Ingredients Jump to Instructions ↓

  1. 2 pounds fresh pork belly

  2. 1/4 cup vegetable oil

  3. 1 medium carrot, coarsely chopped

  4. 1 celery stalk, coarsely chopped

  5. 1 onion , roughly chopped

  6. 1 fennel bulb, quartered

  7. 2 sprigs fresh thyme

  8. 1 teaspoon black peppercorns

  9. 4 cups veal stock

  10. 1 cup hard cider or apple juice

  11. 4 large scallops

  12. Salt and freshly ground pepper

  13. Braising liquid

  14. 1 teaspoon black coffee

  15. 1 tablespoon honey

Instructions Jump to Ingredients ↑

  1. Preheat the oven to 350 degrees F.

  2. For the pork belly: Season the pork belly with salt and pepper. On medium-high heat, in half the oil, sear the meat in an oven-proof casserole dish on all sides, about 5 minutes.

  3. Add the carrots , celery , onion, fennel, thyme, and peppercorns and continue cooking for another 5 minutes, or until caramelized.

  4. Add the veal stock and hard cider . Cover the casserole dish with a lid, or securely with tin foil, and braise the pork belly in the oven for 3 hours, until tender.

  5. Remove the pork belly from the oven and set aside on an aluminum-foil covered plate.

  6. Strain the leftover liquid with a large sieve over a stockpot, discard the vegetables and skim the excess fat from the braising liquid.

  7. Heat a pan on high heat and add the remaining 2 tablespoons oil. Cut the pork belly into 4 equal pieces and sear on all sides until crispy, about 3 minutes. Remove from pan and keep warm. Before this step, reduce the glaze.

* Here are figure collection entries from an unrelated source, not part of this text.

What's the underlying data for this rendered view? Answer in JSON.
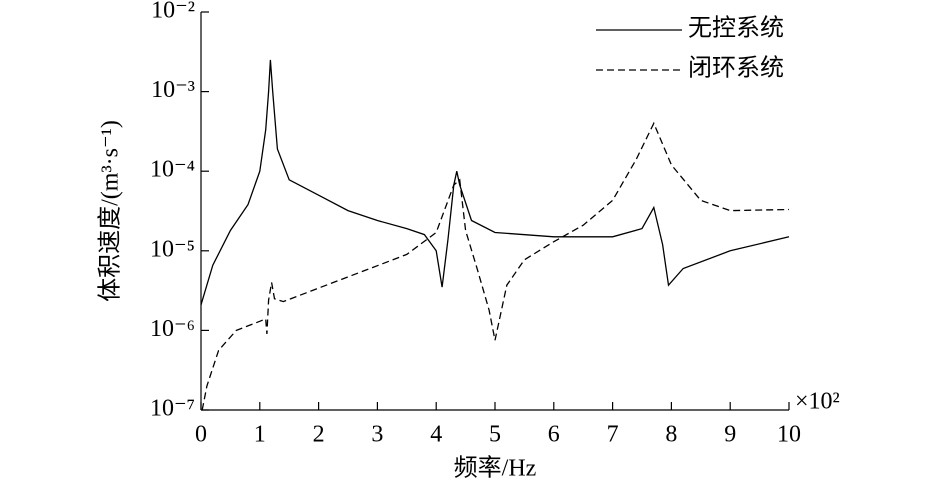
{
  "chart_data": {
    "type": "line",
    "xlabel": "频率/Hz",
    "ylabel": "体积速度/(m³·s⁻¹)",
    "x_multiplier": "×10²",
    "xlim": [
      0,
      10
    ],
    "xticks": [
      0,
      1,
      2,
      3,
      4,
      5,
      6,
      7,
      8,
      9,
      10
    ],
    "ylim": [
      1e-07,
      0.01
    ],
    "yscale": "log",
    "yticks": [
      {
        "value": 1e-07,
        "label": "10⁻⁷"
      },
      {
        "value": 1e-06,
        "label": "10⁻⁶"
      },
      {
        "value": 1e-05,
        "label": "10⁻⁵"
      },
      {
        "value": 0.0001,
        "label": "10⁻⁴"
      },
      {
        "value": 0.001,
        "label": "10⁻³"
      },
      {
        "value": 0.01,
        "label": "10⁻²"
      }
    ],
    "grid": false,
    "legend": "upper right",
    "series": [
      {
        "name": "无控系统",
        "color": "#000000",
        "linestyle": "solid",
        "x": [
          0,
          0.2,
          0.5,
          0.8,
          1.0,
          1.1,
          1.15,
          1.18,
          1.22,
          1.3,
          1.5,
          2,
          2.5,
          3,
          3.5,
          3.8,
          4.0,
          4.1,
          4.2,
          4.3,
          4.35,
          4.4,
          4.6,
          5,
          6,
          7,
          7.5,
          7.7,
          7.85,
          7.95,
          8.2,
          9,
          10
        ],
        "values": [
          2.1e-06,
          6.6e-06,
          1.8e-05,
          3.8e-05,
          0.0001,
          0.00033,
          0.001,
          0.0025,
          0.001,
          0.00019,
          7.8e-05,
          5e-05,
          3.2e-05,
          2.4e-05,
          1.9e-05,
          1.6e-05,
          1e-05,
          3.5e-06,
          1.4e-05,
          6.7e-05,
          0.0001,
          6.7e-05,
          2.4e-05,
          1.7e-05,
          1.5e-05,
          1.5e-05,
          1.9e-05,
          3.5e-05,
          1.2e-05,
          3.7e-06,
          6e-06,
          1e-05,
          1.5e-05
        ]
      },
      {
        "name": "闭环系统",
        "color": "#000000",
        "linestyle": "dashed",
        "x": [
          0.02,
          0.1,
          0.3,
          0.6,
          1.0,
          1.1,
          1.12,
          1.15,
          1.2,
          1.25,
          1.4,
          2,
          3,
          3.5,
          4,
          4.3,
          4.4,
          4.5,
          4.7,
          4.9,
          5.0,
          5.2,
          5.5,
          6,
          6.5,
          7,
          7.4,
          7.7,
          8,
          8.5,
          9,
          10
        ],
        "values": [
          1e-07,
          2e-07,
          5.6e-07,
          1e-06,
          1.3e-06,
          1.4e-06,
          9e-07,
          2.4e-06,
          4e-06,
          2.5e-06,
          2.3e-06,
          3.4e-06,
          6.5e-06,
          9e-06,
          1.7e-05,
          6.7e-05,
          7.8e-05,
          1.8e-05,
          5.8e-06,
          1.8e-06,
          7.5e-07,
          3.7e-06,
          7.7e-06,
          1.3e-05,
          2.1e-05,
          4.3e-05,
          0.00014,
          0.0004,
          0.00012,
          4.3e-05,
          3.2e-05,
          3.3e-05
        ]
      }
    ]
  }
}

  8. For the glaze : Start by reducing the braising liquid by half for about 15 minutes on medium-high heat. Add the coffee and honey and continue cooking for about 5 minutes, until it thickens. You will know the sauce is done when it coats the back of a spoon. Set aside.

  9. For the scallops: Season the scallops with salt and pepper. In the same hot pan as the pork belly, sear the scallops on both sides for about 1 minute.

  10. For serving: Drizzle the coffee glaze over the pork belly. Top with a scallop. Season with sea salt and serve.